Threat modelling tools

Threat modelling is not straightforward. There is an endless number of possible threats. Even with a small project, it makes sense to use a threat modelling tool to reduce the time and cost involved.

Threat modelling tools reduce the complexity of the process, making it structured and repeatable. That reduces the number of resources needed to create a threat model from scratch and maintain it over time. A good threat modelling tool lets users visualize, design, plan for and predict all sorts of potential threats. The key features tools should have included:

  • ease of input for both system information and security rules;
  • threat intelligence feed to ensure the latest identified threats are considered;
  • threat dashboard with suggested mitigation strategies;
  • mitigation dashboard that integrates with an issue tracker like Jira; and
  • reports for compliance and stakeholders.

Some commonly used threat modelling tools include:

CAIRIS. An open-source platform that uses intelligence about potential threats to measure the attack surface and validate designs for known security problems and potential GDPR compliance issues.

IriusRisk. A diagram-centric threat modelling tool with adaptive questionnaires that guide the user through the technical architecture, planned feature and security context of the application.

Microsoft Threat Modelling Tool. This free resource is designed for users who are not security experts. It provides guidance on creating and analyzing threat models as part of the Microsoft's Security Development Lifecycle.

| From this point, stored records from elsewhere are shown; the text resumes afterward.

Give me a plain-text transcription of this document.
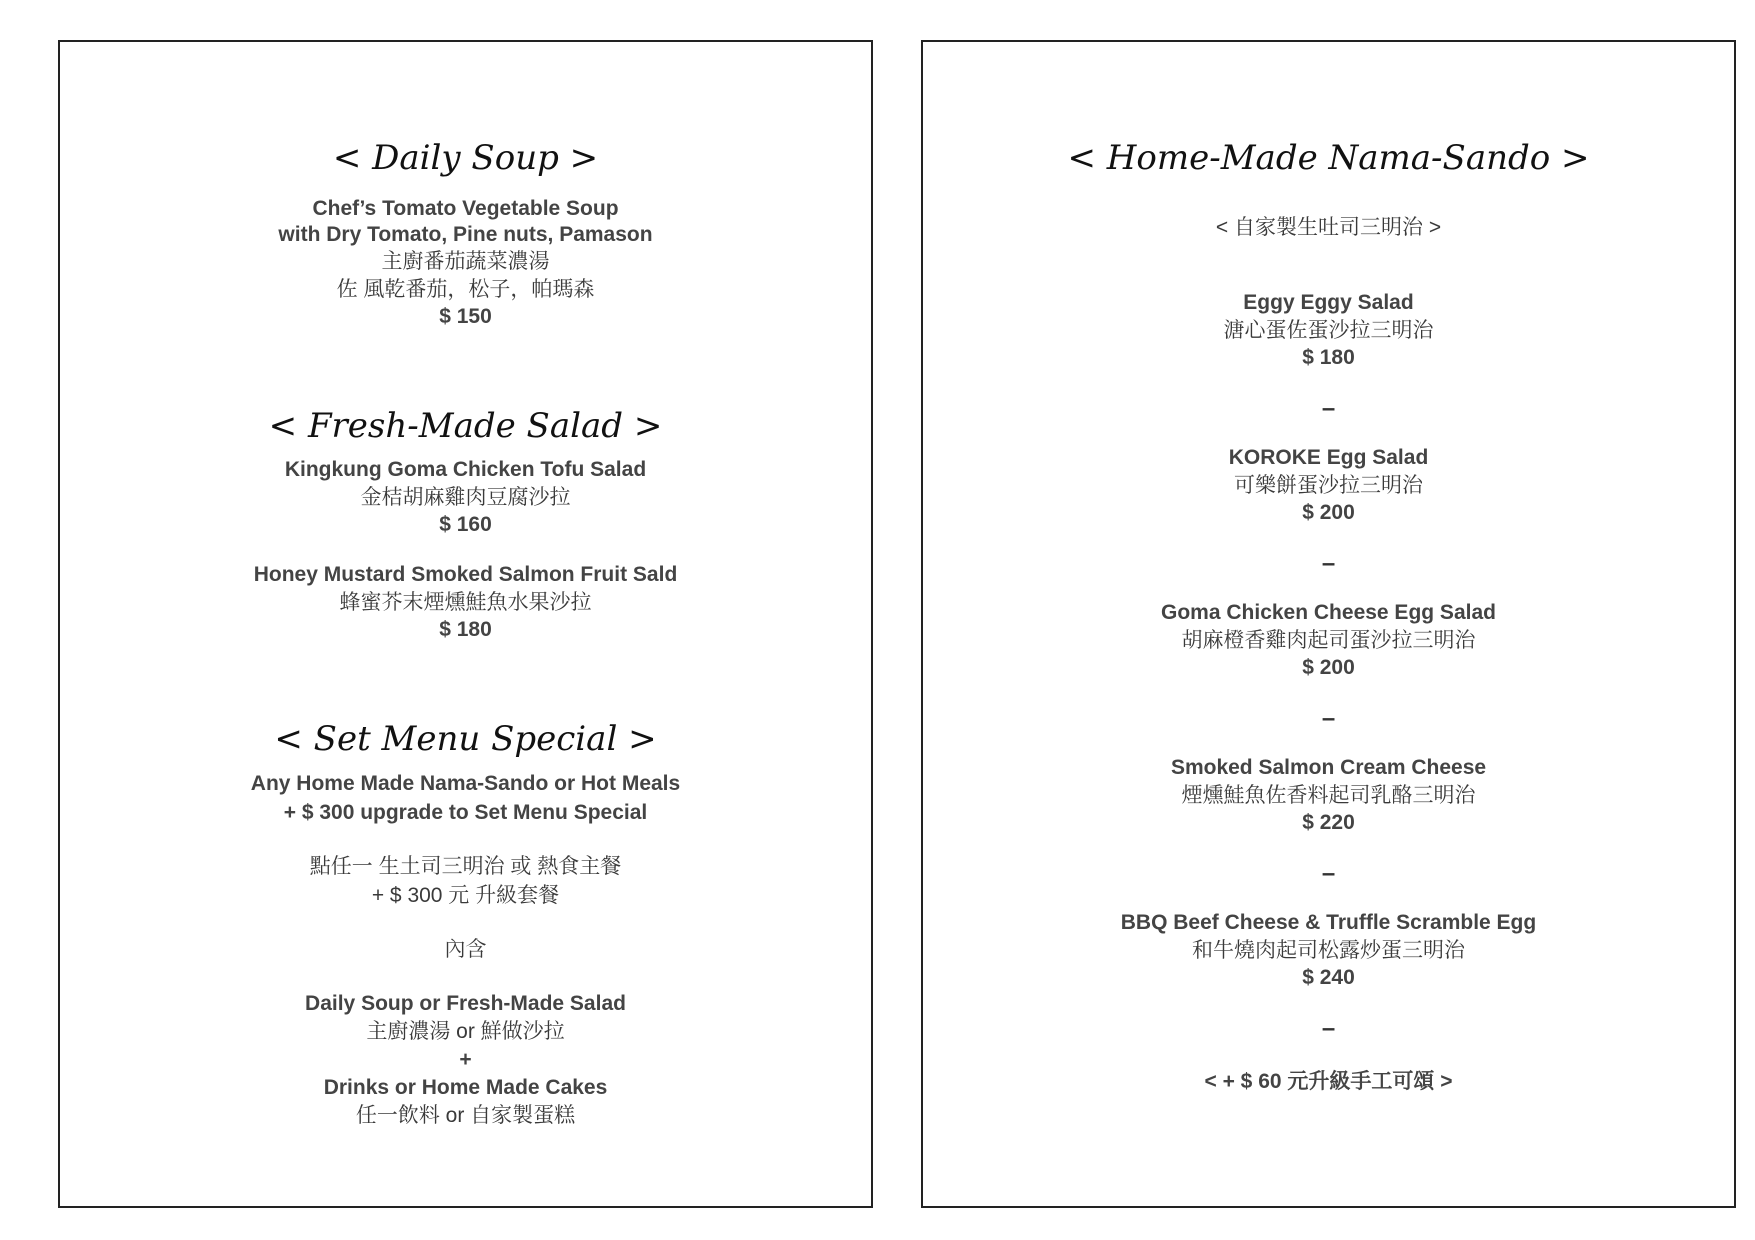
< Daily Soup >
Chef’s Tomato Vegetable Soup
with Dry Tomato, Pine nuts, Pamason
主廚番茄蔬菜濃湯
佐 風乾番茄，松子，帕瑪森
$ 150
< Fresh-Made Salad >
Kingkung Goma Chicken Tofu Salad
金桔胡麻雞肉豆腐沙拉
$ 160
Honey Mustard Smoked Salmon Fruit Sald
蜂蜜芥末煙燻鮭魚水果沙拉
$ 180
< Set Menu Special >
Any Home Made Nama-Sando or Hot Meals
+ $ 300 upgrade to Set Menu Special
點任一 生土司三明治 或 熱食主餐
+ $ 300 元 升級套餐
內含
Daily Soup or Fresh-Made Salad
主廚濃湯 or 鮮做沙拉
+
Drinks or Home Made Cakes
任一飲料 or 自家製蛋糕
< Home-Made Nama-Sando >
< 自家製生吐司三明治 >
Eggy Eggy Salad
溏心蛋佐蛋沙拉三明治
$ 180
–
KOROKE Egg Salad
可樂餅蛋沙拉三明治
$ 200
–
Goma Chicken Cheese Egg Salad
胡麻橙香雞肉起司蛋沙拉三明治
$ 200
–
Smoked Salmon Cream Cheese
煙燻鮭魚佐香料起司乳酪三明治
$ 220
–
BBQ Beef Cheese & Truffle Scramble Egg
和牛燒肉起司松露炒蛋三明治
$ 240
–
< + $ 60 元升級手工可頌 >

It uses of standard notation to illustrate system components, data flows and security areas, making it easy to identify classes of threats based on the structure of the software being designed.

OWASP Threat Dragon. This open-source tool runs as a web or a desktop application. It records possible threats, determines mitigation approaches and shows users threat model components and threat surfaces.

SD Elements. This Security Compass tool collects and classifies system information based on vulnerabilities providing audit-ready reports.

Threagile. This is an open-source integrated development environment tool that incorporates threat modelling at the application codebase. It can run using the command-line, as a Docker container or as a REST server.

ThreatModeler. Community, cloud security and application security editions automate threat modeling. They identify, predict and define threats, including prebuilt architecture templates to speed up integration.

The takeaway

Whichever tool is used, the threat modeling process should be repeated whenever the application, IT infrastructure or threat environment changes. That keeps the threat model current, as new threats emerge.

Analyzing threats involves time and effort. It is not a checklist exercise, but it is better to find a vulnerability and fix it before hackers discover it, and threat modeling methodology is the best way to achieve this.